30 October 2009 | Allie Anderson
Big personality, a good news story and proof of a contribution to revenue generation are the best ways to get buyers into the boardroom.
That's the view of purchasers speaking to SM
about a survey that found most procurement departments still lack a place on the executive board. According to Paul Baigent, group purchasing director at pipe manufacturer Aliaxis UK, most organisations generate 60 per cent of their turnover from purchasing.
"That in itself dictates there should be representation at board level."
For Neil Arnott, head of supply chain at Kwik Fit, board representation is "nice to have rather than essential" for the buying function, particularly at smaller firms. "Having a big board of directors is a luxury for SMEs, and procurement hasn't necessarily got anything to offer every week. But when they've got something to say, there shouldn't be any barriers."

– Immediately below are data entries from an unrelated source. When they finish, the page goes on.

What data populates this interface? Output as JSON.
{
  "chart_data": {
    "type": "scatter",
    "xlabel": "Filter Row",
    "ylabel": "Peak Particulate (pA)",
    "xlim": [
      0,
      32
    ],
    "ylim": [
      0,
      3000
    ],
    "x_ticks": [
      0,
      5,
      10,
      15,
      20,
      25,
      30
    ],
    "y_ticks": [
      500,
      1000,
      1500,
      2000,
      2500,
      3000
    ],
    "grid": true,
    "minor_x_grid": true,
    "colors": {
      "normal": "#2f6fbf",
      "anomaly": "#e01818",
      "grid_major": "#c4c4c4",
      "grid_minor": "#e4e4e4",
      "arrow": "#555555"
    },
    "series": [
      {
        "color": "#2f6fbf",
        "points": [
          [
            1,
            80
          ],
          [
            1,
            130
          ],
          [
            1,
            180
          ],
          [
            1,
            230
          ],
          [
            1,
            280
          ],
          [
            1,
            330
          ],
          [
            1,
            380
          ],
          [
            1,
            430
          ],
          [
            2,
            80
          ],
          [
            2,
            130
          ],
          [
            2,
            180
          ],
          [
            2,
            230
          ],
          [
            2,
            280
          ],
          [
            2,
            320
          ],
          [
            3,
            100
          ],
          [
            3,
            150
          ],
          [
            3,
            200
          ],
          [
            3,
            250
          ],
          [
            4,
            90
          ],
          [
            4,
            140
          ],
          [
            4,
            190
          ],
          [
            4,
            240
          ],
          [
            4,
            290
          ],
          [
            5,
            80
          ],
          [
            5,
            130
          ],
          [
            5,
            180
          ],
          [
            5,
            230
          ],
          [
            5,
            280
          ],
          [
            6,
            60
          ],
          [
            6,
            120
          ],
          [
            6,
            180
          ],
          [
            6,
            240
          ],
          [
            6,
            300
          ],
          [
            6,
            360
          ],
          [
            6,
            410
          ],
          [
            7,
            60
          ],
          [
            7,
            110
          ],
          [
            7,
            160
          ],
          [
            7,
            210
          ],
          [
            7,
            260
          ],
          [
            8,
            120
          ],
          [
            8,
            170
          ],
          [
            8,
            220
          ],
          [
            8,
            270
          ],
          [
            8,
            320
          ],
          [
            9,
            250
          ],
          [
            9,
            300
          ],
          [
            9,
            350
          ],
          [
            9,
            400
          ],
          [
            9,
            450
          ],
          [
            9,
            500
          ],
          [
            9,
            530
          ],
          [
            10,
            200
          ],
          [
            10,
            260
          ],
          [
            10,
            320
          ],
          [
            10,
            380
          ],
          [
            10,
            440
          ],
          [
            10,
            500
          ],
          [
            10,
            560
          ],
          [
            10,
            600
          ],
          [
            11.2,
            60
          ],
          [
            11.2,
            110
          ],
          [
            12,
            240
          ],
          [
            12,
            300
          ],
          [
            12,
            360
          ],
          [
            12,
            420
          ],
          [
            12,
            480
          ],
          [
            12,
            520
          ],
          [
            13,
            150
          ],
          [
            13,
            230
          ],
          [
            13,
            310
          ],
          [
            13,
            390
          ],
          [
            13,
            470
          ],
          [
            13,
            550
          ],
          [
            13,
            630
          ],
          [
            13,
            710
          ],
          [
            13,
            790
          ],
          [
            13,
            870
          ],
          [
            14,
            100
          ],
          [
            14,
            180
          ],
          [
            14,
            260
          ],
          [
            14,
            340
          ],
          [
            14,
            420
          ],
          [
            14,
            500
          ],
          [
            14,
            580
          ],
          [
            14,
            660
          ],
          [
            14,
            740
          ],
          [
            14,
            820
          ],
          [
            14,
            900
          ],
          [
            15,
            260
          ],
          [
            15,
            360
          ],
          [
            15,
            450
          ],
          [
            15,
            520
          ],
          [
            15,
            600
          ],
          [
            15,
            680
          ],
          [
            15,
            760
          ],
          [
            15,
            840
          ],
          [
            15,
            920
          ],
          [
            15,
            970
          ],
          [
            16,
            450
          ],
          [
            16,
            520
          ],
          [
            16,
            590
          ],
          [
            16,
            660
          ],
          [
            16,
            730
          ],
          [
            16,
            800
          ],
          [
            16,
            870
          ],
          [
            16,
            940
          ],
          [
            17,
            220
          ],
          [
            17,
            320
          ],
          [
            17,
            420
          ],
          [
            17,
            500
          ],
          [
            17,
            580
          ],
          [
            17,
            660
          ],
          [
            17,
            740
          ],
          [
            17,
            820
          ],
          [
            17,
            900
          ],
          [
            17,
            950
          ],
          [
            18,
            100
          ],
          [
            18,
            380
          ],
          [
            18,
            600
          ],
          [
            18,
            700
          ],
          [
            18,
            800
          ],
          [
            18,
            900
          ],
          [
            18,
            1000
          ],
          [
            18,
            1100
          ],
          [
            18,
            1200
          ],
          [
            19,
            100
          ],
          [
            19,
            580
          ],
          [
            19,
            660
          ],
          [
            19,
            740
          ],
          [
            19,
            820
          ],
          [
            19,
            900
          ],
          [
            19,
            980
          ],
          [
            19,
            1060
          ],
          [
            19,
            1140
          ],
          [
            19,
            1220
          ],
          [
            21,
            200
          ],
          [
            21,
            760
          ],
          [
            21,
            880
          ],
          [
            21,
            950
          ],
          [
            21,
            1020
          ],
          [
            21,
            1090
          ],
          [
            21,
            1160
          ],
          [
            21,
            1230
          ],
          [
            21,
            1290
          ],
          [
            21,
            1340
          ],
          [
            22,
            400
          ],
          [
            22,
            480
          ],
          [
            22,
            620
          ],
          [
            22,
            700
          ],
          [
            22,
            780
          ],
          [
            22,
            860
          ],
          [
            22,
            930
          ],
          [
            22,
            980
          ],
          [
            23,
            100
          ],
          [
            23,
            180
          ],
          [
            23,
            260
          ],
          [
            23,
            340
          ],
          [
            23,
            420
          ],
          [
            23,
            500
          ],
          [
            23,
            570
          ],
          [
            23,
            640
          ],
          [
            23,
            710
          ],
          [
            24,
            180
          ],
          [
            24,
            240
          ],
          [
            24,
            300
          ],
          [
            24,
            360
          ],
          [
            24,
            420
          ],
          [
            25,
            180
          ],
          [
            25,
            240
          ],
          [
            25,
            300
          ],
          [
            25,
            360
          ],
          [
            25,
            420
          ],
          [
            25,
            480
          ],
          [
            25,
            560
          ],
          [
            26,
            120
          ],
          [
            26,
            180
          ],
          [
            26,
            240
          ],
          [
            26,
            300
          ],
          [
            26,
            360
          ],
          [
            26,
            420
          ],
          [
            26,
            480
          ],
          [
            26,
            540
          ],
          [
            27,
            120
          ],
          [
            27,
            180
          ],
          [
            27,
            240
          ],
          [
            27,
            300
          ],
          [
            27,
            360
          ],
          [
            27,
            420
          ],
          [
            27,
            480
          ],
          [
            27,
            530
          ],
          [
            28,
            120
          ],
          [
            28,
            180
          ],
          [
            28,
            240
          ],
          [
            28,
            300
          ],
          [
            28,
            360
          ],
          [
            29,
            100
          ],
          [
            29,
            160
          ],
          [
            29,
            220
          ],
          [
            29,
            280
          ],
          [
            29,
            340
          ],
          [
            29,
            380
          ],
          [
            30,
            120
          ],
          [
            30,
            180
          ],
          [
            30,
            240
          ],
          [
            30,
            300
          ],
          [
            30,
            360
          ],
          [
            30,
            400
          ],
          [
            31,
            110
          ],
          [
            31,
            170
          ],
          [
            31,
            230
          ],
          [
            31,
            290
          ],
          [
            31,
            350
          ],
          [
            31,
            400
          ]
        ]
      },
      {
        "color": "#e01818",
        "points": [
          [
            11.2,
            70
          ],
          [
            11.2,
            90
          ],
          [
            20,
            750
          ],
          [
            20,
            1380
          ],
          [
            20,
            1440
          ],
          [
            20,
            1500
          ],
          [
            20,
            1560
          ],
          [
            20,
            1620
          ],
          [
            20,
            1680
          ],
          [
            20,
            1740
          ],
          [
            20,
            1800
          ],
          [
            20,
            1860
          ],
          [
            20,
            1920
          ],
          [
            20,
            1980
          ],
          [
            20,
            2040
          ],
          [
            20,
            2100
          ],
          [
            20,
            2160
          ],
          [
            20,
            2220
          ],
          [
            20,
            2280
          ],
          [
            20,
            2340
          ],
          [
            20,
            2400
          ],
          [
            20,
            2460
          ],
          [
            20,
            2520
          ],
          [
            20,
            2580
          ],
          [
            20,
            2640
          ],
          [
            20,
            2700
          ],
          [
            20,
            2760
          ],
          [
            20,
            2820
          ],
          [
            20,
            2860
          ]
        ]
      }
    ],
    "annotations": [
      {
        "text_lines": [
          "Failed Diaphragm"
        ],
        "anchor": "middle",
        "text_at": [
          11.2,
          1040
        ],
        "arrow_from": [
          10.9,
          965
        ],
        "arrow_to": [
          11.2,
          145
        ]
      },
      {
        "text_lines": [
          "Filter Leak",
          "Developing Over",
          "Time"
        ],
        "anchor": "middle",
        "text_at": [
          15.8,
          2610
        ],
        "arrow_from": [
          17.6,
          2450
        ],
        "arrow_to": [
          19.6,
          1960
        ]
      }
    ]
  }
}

Last month, a Hays Procurement survey revealed 64 per cent of purchasing departments were without personnel in the boardroom.
"Procurement is still a relatively new discipline compared to others at board level," explained managing director Pat Law.
However, Craig Cherry, head of procurement at Monarch Airlines, told SM this statistic is positive news for the profession. He said the same survey two years ago would have found even more without representation at the top.
He added: "It's not just about being good at the job. You've also got to have a personality and something about you, and those people are being invited into the boardroom and asked the big questions. For the grey suits [in procurement], the struggle is still on."